A peça que se segue -  "Batuque (Tango Característico)" - foi publicada em 1913 pela Casa Arthur Napoleão (Sampaio, Araújo & Cia.) e dedicada ao grande compositor erudito e pianista brasileiro Henrique Oswald - a quem Nazareth também conheceu no Odeon. Observe a divisão rítmica binária característica do Tango Brasileiro, bem como o típico ritmo sincopado do gênero.  

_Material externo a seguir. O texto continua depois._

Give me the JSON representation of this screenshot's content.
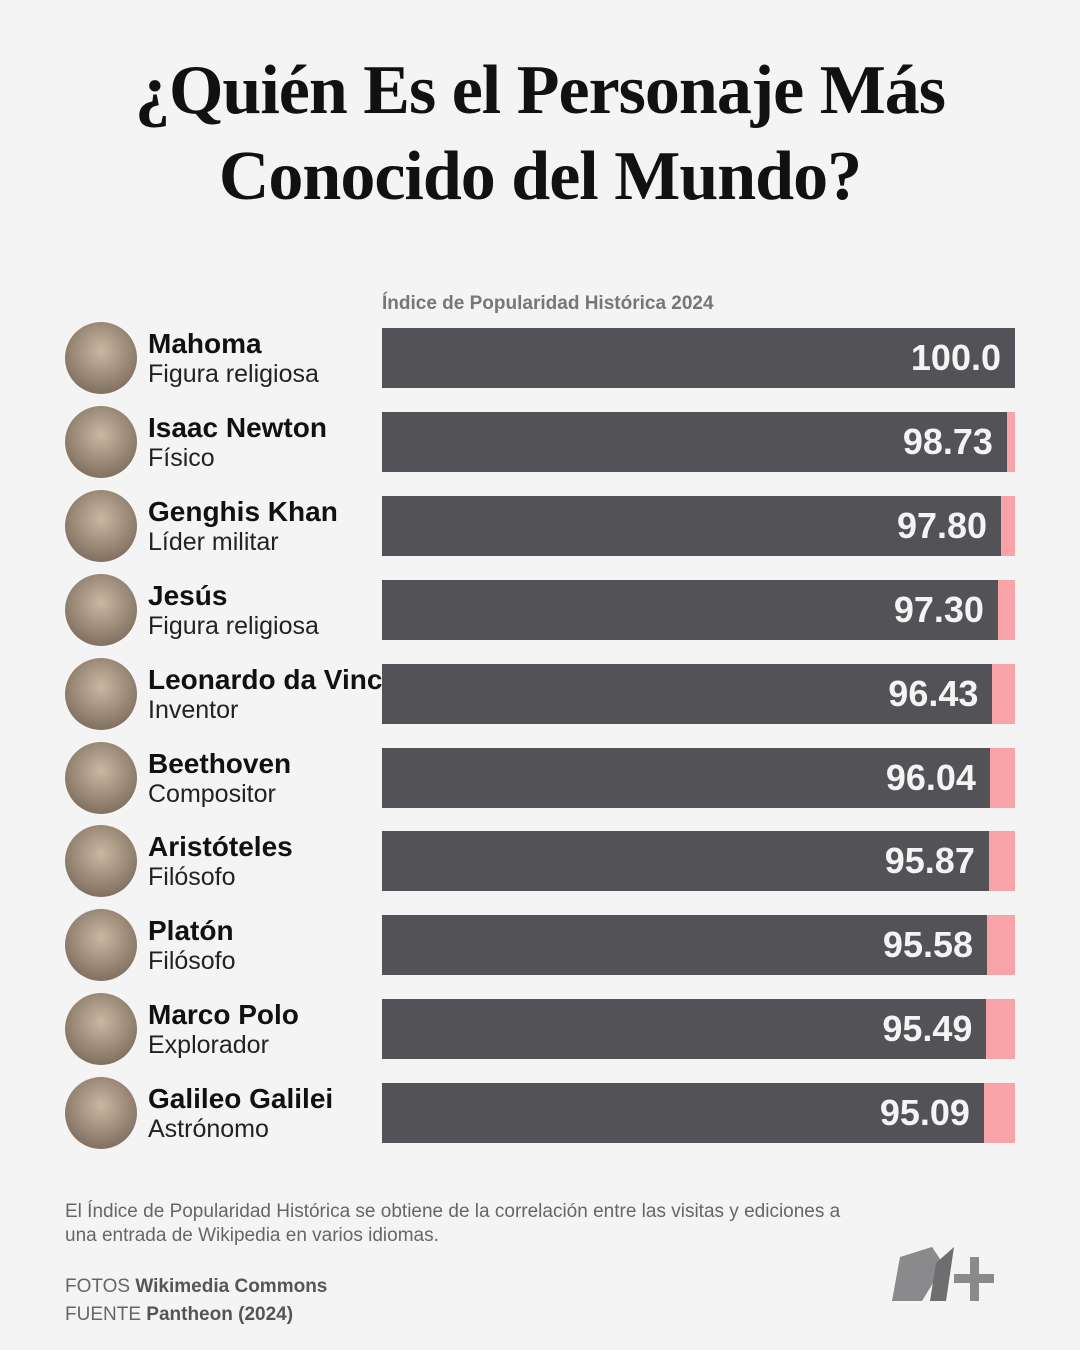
{
  "chart_data": {
    "type": "bar",
    "orientation": "horizontal",
    "title": "¿Quién Es el Personaje Más Conocido del Mundo?",
    "x_label": "Índice de Popularidad Histórica 2024",
    "categories": [
      "Mahoma",
      "Isaac Newton",
      "Genghis Khan",
      "Jesús",
      "Leonardo da Vinci",
      "Beethoven",
      "Aristóteles",
      "Platón",
      "Marco Polo",
      "Galileo Galilei"
    ],
    "roles": [
      "Figura religiosa",
      "Físico",
      "Líder militar",
      "Figura religiosa",
      "Inventor",
      "Compositor",
      "Filósofo",
      "Filósofo",
      "Explorador",
      "Astrónomo"
    ],
    "values": [
      100,
      98.73,
      97.8,
      97.3,
      96.43,
      96.04,
      95.87,
      95.58,
      95.49,
      95.09
    ],
    "value_labels": [
      "100.0",
      "98.73",
      "97.80",
      "97.30",
      "96.43",
      "96.04",
      "95.87",
      "95.58",
      "95.49",
      "95.09"
    ],
    "xlim": [
      0,
      100
    ],
    "color": "#525257",
    "track_color": "#f7a3a8"
  },
  "footnote": "El Índice de Popularidad Histórica se obtiene de la correlación entre las visitas y ediciones a una entrada de Wikipedia en varios idiomas.",
  "credits": [
    {
      "label": "FOTOS",
      "source": "Wikimedia Commons"
    },
    {
      "label": "FUENTE",
      "source": "Pantheon (2024)"
    }
  ]
}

Interpretado pela grande especialista brasileira em Nazareth, Eudóxia de Barros.

Boa escuta!


Referências: 

1) Artigos:

Pavan, Alexandre, "Chopin Carioca",  in Revista Textos do Brasil , no.12.  Itamaraty - Ministério das Relacoes Exteriores,  Departamento Cultural, pp. 60–61.
Thompson, Daniella.  “As Crônicas Bovinas, Parte 29. A linha tênue entre o tributo e o roubo”. 
http://daniellathompson.com/Texts/Le_Boeuf/cron.pt.29.htm

 2) Websites:

Cliquemusic: Artista: Ernesto Nazareth
http://cliquemusic.uol.com.br/artistas/ver/ernesto-nazareth

Ernesto Nazareth
http://cliquemusic.uol.com.br/artistas/ver/ernesto-nazareth

Ernesto Nazareth - 150 anos
http://www.ernestonazareth150anos.com.br/

Ernesto Nazareth. Dicionário Cravo Albim de Música Popular Brasileira
http://www.dicionariompb.com.br/ernesto-nazareth/critica

 

[1] O Tango Brasileiro (também conhecido como  “maxixe”) originou-se no Rio de Janeiro nos anos 1860.  Tem suas origens em danças afro-brasileiras e na polca europeia. O gênero é também definido como uma variante fortemente sincopada da habanera cubana.  
[2] O choro é um estilo musical popular típico do Rio de Janeiro de fins do século XIX. Caracteriza-se pelo uso frequente de síncopes e do contraponto, pelo ritmo alegre e acelerado e pela improvisação virtuosística dos músicos das rodas de choro – denominados “chorões”.  Originalmente, o choro era tocado por um trio de violão, flauta e cavaquinho. Esse tipo de composição é geralmente escrito em três partes, em forma rondó, com cada seção em uma tonalidade diferente (geralmente a seuquencia tonal  é:  tônica – relativa –  subdominante)
[3] O lundu é um estilo musical híbrido, derivado do batuque trazido pelos escravos bantos de Angola e dos elementos melódicos e harmônicos das danças portuguesas.